I went from Class D to Luxman A/AB - And most of what you think is wrong


Hi everyone,

As most of you know, I’m a fan of Class D. I have lived with ICEPower 250AS based amps for a couple of years. Before that I lived with a pair of Parasound A21s (for HT) and now I’m listening to a Luxman 507ux.


I have some thoughts after long term listening:
  • The tropes of Class D having particularly bad, noticeable Class D qualities are all wrong and have been for years.
  • No one has ever heard my Class D amps and gone: "Oh, wow, Class D, that’s why I hate it."
  • The Luxman is a better amp than my ICEPower modules, which are already pretty old.

I found the Class D a touch warm, powerful, noise free. Blindfolded I cannot tell them apart from the Parasound A21s which are completely linear, and run a touch warm due to high Class A operation, and VERY similar in power output.


The Luxman 507 beats them both, but no amp stands out as nasty sounding or lacking in the ability to be musical and involving.


What the Luxman 507 does better is in the midrange and ends of the spectrum. It is less dark, sweeter in the midrange, and sounds more powerful, almost "louder" in the sense of having more treble and bass. It IS a better amplifier than I had before. Imaging is about the same.


There was one significant operational difference, which others have confirmed. I don't know why this is true, but the Class D amps needed 2-4 days to warm up. The Luxman needs no time at all. I have no rational, engineering explanation for this. After leaving the ICEPower amps off for a weekend, they sounded pretty low fi. Took 2 days to come back. I can come home after work and turn the Luxman on and it sounds great from the first moment.


Please keep this in mind when evaluating.


Best,

E
erik_squires
This one too  devilboy

https://www.theabsolutesound.com/articles/technics-launches-hot-new-products/

From the Absolute Sounds review.
" The amplifier section delivers 100Wpc into 4 ohms (50Wpc into 8 ohms), and features a GaN-FET driver to perform high-speed switching with minimal loss for greater transparency"    
 

The Gramophone review said the Technics was not the most detailed thing around and the Hometheater review guy is now raving about a Levinson Integrated class A/B amp.  I guess Technics GaN amps have come and gone........and who the heck is going to buy the big Technics GaN amp?  anyone?  I have no doubt GaNs will be used in state of the art products some day.....but that day has not arrived.  Even the $36K Merrill does not have the depth or dynamics of the CH Precision.  There will be State of the Art GaN and other super class D amps in the future....the future looks bright.  However, today's $3K class D is really good.  But every single class D amp sounds different from every other one whether they are using Mosfets, GaNs, high switching frequency or low switching frequency.  There is no silver bullet.  Every single thing you do to an amp changes the sound....no matter what the class.  Everything has to be done to the nth degree or you don't get what is possible.  If you don't damp the heatsinks on class A/AB amps you add ringing sound....everything must be done right.  One spec or transistor type does not bring State of the Art sound.
Just an FYI, I was reading my Audio Alchemy manuals last night, Turns out it is not 175 wpc, but 125 @ 8ohms and 200 @ 4 ohms. No wonder the 350wpc PSA M700s sounded significantly beefier.

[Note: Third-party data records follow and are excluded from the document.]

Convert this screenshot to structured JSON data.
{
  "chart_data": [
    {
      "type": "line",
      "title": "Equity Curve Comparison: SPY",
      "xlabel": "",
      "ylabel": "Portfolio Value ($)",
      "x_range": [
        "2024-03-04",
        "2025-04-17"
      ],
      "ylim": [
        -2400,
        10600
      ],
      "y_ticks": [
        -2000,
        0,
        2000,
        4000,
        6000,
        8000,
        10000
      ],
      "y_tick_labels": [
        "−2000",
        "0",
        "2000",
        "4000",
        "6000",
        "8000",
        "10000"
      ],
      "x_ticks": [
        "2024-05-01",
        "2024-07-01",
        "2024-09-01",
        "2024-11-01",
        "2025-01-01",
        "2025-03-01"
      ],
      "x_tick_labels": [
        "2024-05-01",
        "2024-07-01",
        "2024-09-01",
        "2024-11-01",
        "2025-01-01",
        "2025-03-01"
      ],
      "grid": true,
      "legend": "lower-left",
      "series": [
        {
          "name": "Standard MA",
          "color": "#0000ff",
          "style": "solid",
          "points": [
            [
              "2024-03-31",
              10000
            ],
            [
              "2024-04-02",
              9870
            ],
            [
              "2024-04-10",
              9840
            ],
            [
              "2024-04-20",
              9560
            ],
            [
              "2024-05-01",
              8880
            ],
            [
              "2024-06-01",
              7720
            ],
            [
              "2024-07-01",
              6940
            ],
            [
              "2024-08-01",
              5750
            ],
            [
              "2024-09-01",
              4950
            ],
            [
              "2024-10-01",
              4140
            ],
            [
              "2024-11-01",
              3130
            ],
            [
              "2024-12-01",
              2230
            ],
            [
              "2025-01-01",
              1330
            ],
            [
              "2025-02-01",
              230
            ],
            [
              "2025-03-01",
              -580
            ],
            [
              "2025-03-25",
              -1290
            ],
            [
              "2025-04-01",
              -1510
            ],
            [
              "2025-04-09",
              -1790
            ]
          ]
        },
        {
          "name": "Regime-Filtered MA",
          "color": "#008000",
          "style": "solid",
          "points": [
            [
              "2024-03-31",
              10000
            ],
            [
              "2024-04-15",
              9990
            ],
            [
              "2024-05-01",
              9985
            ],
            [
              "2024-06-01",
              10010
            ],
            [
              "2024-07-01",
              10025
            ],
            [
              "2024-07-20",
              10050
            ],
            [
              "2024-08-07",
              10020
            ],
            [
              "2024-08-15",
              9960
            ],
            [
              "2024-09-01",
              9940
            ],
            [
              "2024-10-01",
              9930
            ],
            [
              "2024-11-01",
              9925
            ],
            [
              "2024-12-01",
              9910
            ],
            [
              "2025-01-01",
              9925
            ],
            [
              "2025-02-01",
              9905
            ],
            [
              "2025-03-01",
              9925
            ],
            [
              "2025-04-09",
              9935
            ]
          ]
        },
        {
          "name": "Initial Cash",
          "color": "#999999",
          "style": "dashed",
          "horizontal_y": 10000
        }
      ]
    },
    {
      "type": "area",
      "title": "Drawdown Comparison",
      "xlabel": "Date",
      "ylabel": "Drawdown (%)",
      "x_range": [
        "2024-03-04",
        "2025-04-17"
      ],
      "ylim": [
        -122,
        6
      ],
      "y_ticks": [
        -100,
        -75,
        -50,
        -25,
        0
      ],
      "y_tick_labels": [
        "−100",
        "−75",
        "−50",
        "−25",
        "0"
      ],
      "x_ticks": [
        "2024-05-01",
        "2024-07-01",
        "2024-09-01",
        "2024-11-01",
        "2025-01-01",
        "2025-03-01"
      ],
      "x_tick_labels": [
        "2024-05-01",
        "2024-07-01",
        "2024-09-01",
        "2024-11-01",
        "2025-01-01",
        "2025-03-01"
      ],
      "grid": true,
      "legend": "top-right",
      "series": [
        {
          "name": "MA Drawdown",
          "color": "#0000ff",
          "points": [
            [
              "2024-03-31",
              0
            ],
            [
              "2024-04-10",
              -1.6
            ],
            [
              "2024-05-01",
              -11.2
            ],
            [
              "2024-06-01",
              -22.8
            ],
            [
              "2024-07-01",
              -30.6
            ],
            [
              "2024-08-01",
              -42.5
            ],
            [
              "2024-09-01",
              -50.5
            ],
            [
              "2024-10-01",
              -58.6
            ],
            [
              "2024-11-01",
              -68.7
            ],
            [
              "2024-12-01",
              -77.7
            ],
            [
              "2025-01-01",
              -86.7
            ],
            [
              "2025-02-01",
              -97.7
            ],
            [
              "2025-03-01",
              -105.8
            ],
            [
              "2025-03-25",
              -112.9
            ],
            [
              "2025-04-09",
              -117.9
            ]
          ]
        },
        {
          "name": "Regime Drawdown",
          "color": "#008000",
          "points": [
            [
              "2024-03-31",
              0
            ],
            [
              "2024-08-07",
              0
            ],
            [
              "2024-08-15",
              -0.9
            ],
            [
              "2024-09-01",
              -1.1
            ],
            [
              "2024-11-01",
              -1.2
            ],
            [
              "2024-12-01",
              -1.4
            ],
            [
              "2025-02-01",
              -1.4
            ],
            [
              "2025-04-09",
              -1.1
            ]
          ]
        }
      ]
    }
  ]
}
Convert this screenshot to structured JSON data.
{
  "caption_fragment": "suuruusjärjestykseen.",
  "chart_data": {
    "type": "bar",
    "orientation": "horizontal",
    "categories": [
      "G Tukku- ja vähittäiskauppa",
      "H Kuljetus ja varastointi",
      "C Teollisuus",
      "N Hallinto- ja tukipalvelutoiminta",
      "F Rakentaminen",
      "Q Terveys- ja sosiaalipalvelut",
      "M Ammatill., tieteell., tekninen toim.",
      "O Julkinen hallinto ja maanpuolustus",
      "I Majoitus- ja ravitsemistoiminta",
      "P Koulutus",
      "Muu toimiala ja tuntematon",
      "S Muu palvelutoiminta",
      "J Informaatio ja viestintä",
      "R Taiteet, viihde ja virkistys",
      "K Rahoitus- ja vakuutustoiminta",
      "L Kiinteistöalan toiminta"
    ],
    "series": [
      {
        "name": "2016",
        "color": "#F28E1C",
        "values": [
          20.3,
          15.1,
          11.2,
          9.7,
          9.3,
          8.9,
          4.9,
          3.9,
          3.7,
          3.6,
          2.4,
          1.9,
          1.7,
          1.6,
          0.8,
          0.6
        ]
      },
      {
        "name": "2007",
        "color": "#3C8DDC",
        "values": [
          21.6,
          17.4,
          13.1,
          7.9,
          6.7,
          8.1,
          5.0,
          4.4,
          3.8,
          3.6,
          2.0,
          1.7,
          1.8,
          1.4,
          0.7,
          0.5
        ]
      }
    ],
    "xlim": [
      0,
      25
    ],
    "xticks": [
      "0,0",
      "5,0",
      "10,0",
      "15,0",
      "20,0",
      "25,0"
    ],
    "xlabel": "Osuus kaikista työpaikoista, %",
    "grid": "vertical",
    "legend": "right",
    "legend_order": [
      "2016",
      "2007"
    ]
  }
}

Now, if I could just get an update on delivery of my EVS 1200 from Ric...  it's been over a month since I paid for it (7/02)
This is what I mean about George doing very little listening, and therefore making it hard for his arguments to be persuasive.

Most others on this thread, starting from myself, are commenting from actual listening experience.

Notice please in all my threads how often I’ve gone after listeners who post their personal experience. Never. I may not agree with them, but their experience is their own. When it comes to Class D in modern times, George rarely goes there.


Now, purely from theory, the Technics qualifies as an actual digital amp with DSP used to compensate for speaker impedance interactions. You can't separate the type of transistor, switching speed, and DSP to tell which is responsible for what.  I do think the DSP impedance compensation is very cool, but it means a second DAC in your stream.